Ugurlu Sadettin Y, McDonald David, He Shan
School of Computer Science, University of Birmingham, Edgbaston, Birmingham, B15 2TT, UK.
AIA Insights Ltd, Birmingham, UK.
J Cheminform. 2024 Oct 23;16(1):116. doi: 10.1186/s13321-024-00882-5.
A crucial mechanism for controlling the actions of proteins is allostery. Allosteric modulators have the potential to provide many benefits compared to orthosteric ligands, such as increased selectivity and saturability of their effect. The identification of new allosteric sites presents prospects for the creation of innovative medications and enhances our comprehension of fundamental biological mechanisms. Allosteric sites are increasingly found in different protein families through various techniques, such as machine learning applications, which opens up possibilities for creating completely novel medications with a diverse variety of chemical structures. Machine learning methods, such as PASSer, exhibit limited efficacy in accurately finding allosteric binding sites when relying solely on 3D structural information.Scientific ContributionPrior to conducting feature selection for allosteric binding site identification, integration of supporting amino-acid-based information to 3D structural knowledge is advantageous. This approach can enhance performance by ensuring accuracy and robustness. Therefore, we have developed an accurate and robust model called Multimodel Ensemble Feature Selection for Allosteric Site Identification (MEF-AlloSite) after collecting 9460 relevant and diverse features from the literature to characterise pockets. The model employs an accurate and robust multimodal feature selection technique for the small training set size of only 90 proteins to improve predictive performance. This state-of-the-art technique increased the performance in allosteric binding site identification by selecting promising features from 9460 features. Also, the relationship between selected features and allosteric binding sites enlightened the understanding of complex allostery for proteins by analysing selected features. MEF-AlloSite and state-of-the-art allosteric site identification methods such as PASSer2.0 and PASSerRank have been tested on three test cases 51 times with a different split of the training set. The Student's t test and Cohen's D value have been used to evaluate the average precision and ROC AUC score distribution. On three test cases, most of the p-values ( ) and the majority of Cohen's D values ( ) showed that MEF-AlloSite's 1-6% higher mean of average precision and ROC AUC than state-of-the-art allosteric site identification methods are statistically significant.

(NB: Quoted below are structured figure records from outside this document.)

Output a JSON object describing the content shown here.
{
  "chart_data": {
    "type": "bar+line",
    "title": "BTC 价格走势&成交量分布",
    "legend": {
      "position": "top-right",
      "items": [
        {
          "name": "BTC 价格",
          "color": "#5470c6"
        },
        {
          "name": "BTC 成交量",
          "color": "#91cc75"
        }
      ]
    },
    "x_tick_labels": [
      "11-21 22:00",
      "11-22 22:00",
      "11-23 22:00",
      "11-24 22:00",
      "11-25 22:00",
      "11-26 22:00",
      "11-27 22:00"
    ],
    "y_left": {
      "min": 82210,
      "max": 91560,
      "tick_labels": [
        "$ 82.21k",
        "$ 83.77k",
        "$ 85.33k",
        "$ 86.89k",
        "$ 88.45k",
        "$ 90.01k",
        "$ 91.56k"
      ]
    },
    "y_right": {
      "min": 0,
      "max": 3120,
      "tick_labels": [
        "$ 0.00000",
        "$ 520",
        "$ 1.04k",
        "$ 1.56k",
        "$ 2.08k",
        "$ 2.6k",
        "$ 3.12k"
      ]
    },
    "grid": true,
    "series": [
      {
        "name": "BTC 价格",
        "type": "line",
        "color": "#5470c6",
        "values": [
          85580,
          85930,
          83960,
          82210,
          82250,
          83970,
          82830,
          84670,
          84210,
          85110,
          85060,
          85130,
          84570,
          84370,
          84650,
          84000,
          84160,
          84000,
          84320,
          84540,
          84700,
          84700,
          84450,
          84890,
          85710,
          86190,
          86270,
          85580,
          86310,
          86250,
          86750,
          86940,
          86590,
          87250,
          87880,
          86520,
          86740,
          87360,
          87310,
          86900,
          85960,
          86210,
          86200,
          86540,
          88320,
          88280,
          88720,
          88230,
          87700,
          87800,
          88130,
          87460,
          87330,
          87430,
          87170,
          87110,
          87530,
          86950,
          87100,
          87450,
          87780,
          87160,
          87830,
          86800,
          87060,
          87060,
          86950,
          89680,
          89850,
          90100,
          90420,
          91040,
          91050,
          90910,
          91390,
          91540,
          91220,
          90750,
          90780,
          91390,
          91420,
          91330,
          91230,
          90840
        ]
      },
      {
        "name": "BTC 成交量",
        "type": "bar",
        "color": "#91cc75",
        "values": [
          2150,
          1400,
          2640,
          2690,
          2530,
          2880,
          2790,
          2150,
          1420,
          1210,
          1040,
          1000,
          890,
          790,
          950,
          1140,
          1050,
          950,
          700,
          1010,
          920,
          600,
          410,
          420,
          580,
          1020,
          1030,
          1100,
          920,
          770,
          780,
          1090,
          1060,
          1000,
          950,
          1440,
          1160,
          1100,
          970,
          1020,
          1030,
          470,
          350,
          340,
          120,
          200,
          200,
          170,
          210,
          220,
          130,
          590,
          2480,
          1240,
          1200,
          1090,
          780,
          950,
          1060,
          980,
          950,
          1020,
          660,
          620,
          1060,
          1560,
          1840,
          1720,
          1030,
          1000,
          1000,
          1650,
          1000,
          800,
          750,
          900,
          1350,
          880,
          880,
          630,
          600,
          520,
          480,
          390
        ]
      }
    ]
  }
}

控制蛋白质作用的一个关键机制是变构。与正构配体相比,变构调节剂有可能带来诸多益处,比如其作用的选择性和饱和性增加。新变构位点的鉴定为创新药物的研发带来了前景,并增进了我们对基本生物学机制的理解。通过各种技术,如机器学习应用,在不同蛋白质家族中越来越多地发现了变构位点,这为研发具有各种化学结构的全新药物开辟了可能性。诸如PASSer等机器学习方法在仅依靠三维结构信息准确寻找变构结合位点时,功效有限。
科学贡献
在进行变构结合位点鉴定的特征选择之前,将基于氨基酸的支持信息与三维结构知识相结合是有益的。这种方法可以通过确保准确性和稳健性来提高性能。因此,在从文献中收集了9460个相关且多样的特征以表征口袋之后,我们开发了一种准确且稳健的模型,称为用于变构位点鉴定的多模型集成特征选择(MEF-AlloSite)。该模型针对仅90种蛋白质的小训练集规模采用了准确且稳健的多模态特征选择技术,以提高预测性能。这种先进技术通过从9460个特征中选择有前景的特征,提高了变构结合位点鉴定的性能。此外,所选特征与变构结合位点之间的关系通过分析所选特征,增进了对蛋白质复杂变构的理解。MEF-AlloSite以及诸如PASSer2.0和PASSerRank等先进的变构位点鉴定方法已在三个测试案例上进行了51次测试,训练集划分不同。使用学生t检验和科恩D值来评估平均精度和ROC AUC分数分布。在三个测试案例中,大多数p值( )和大多数科恩D值( )表明,MEF-AlloSite的平均精度和ROC AUC比先进的变构位点鉴定方法高1-6%,具有统计学意义。